I’ll be teaching high school Religion as an academic subject. I think there’s a strong
argument for the importance of studying religion – because of its central role in the world today as well as for the skills it can promote, like understanding different cultural perspectives.
But I think the ultimate purpose of studying religion – as is true for math or science or
English – is exploring the nature of reality and our own human nature.
From a Christian perspective, teaching and learning is a divine practice, because if God is the foundation of all reality, and if we humans are made in God’s image, then deepening our understanding of reality means coming closer to understanding the truth about God and about who we are in relationship to God. And this should be a joyful activity for all of us.
Education as divine practice is something that Jesus models throughout the Gospel, and we have a fine example in today’s lesson from Luke.
Consider the story: Jesus frees a woman from a crippling infirmity on the Sabbath. Some of the people present, based on their concept of honoring the Sabbath prohibition against work, object to this. Jesus responds to them by asking them to reflect on their own experience, and the crowd, having done this, seems to come to a new understanding. The story ends in the people rejoicing.
The story’s message seems to focus on two things: freedom and transformation. For the
woman, her new freedom and transformation are physically obvious. But the crowd is also freed – from an inadequate understanding of the Sabbath and of what God wants from them. They are also transformed, because they gain new insights, through Jesus’
questioning, into God’s truth – and this becomes a joyful experience.
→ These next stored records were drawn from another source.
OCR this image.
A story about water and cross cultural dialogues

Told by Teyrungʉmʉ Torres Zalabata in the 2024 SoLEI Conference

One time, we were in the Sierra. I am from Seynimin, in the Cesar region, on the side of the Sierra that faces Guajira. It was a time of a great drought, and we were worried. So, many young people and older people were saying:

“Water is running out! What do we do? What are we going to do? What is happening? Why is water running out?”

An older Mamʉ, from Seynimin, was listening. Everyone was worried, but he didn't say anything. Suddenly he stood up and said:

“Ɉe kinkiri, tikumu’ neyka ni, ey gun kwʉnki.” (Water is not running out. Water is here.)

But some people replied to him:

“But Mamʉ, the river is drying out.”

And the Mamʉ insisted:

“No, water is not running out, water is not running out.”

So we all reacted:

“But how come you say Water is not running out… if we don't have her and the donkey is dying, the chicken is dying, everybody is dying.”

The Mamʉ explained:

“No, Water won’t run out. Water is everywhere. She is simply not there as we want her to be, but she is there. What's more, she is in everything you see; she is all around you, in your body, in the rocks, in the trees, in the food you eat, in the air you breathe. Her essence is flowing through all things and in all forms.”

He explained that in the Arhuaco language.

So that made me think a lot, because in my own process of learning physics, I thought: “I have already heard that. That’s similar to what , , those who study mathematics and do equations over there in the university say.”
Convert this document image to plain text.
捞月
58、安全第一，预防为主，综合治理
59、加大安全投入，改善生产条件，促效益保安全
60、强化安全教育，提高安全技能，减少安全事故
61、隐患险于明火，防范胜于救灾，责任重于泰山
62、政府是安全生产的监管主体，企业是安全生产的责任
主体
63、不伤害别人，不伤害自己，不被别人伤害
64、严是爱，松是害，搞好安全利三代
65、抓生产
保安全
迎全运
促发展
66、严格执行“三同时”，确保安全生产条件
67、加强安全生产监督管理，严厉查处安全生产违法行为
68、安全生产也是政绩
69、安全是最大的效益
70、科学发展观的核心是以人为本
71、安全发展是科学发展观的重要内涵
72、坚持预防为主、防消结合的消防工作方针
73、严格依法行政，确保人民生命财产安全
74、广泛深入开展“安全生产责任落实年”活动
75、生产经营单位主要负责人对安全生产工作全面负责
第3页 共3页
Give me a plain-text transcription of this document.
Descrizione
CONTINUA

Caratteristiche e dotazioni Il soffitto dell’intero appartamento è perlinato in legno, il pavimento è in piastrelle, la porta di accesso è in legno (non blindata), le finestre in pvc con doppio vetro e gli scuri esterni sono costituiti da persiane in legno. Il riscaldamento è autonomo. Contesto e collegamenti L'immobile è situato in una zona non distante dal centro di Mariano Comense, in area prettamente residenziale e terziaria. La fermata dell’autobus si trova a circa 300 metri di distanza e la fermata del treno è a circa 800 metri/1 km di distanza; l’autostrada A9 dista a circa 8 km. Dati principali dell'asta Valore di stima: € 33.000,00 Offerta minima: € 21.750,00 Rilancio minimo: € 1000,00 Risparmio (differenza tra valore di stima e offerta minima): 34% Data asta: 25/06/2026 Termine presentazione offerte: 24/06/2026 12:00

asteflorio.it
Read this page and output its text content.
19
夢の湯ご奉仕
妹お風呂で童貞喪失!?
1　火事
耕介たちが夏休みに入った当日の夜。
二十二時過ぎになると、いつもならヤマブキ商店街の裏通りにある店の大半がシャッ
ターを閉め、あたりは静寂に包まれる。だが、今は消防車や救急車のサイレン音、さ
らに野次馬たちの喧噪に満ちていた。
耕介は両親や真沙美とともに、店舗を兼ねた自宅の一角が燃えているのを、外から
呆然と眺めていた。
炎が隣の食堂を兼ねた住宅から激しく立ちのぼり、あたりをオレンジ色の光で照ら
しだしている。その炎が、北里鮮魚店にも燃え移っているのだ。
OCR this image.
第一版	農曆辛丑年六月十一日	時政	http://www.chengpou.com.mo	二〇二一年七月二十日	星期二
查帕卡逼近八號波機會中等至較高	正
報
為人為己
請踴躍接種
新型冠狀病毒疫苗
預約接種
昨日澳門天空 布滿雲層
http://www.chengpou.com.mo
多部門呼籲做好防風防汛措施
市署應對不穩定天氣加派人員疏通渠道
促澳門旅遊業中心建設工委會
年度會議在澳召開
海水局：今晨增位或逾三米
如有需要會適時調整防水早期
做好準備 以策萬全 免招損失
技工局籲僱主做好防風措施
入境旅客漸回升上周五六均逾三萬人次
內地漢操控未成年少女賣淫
I occasionally encounter former students of mine, now in their twenties or thirties, and as we talk they sometimes say that they don’t remember anything of what they have learned in my class. But as I listen to them talk about the meaningful work they do now, how they serve others, how committed they are to social concerns, the loving relationships they are in, I think – that’s okay. They have grown since high school, they have been freed from some of their narrow-mindedness and teenage anxiety, they are growing into the kind of mature and thoughtful people we need. If my teaching has contributed even the tiniest bit to that transformation, then I don’t really care if they can’t remember the significance of the 14th Amendment, or why the Council of Jerusalem was important in early Christianity.
Sometimes, as a teacher, you do get to see a moment when “the light comes on,” when a student struggling with a difficult concept – whether how to solve a quadratic equation or how to use the preterite tense in Spanish or whatever – they suddenly get it. It’s a joyful moment for both student and teacher. They’ve gained a little deeper understanding of the nature of reality, and they may have gained self-understanding as well.
True learning is not about repetitive drills, studying for tests or endless assessments.
None of these produces true joy. True learning is about pursuing a goal of what the Greeks called “Sophia” or “wisdom,” which is a deep understanding that comes from reflecting on everything we’ve learned and experienced, which pulls together and integrates everything, which enables us to become the people that God has called us to be. And that is deeply joyful.
And this is a goal for all of us, whether in school or not.
So my hope is for this coming year to be a year of deepened understanding and joyful
learning – not just for kids in school but for all of us, that we may be on the path to Sophia, or wisdom, as a way to draw closer to God and to the image of God that lies in each of us.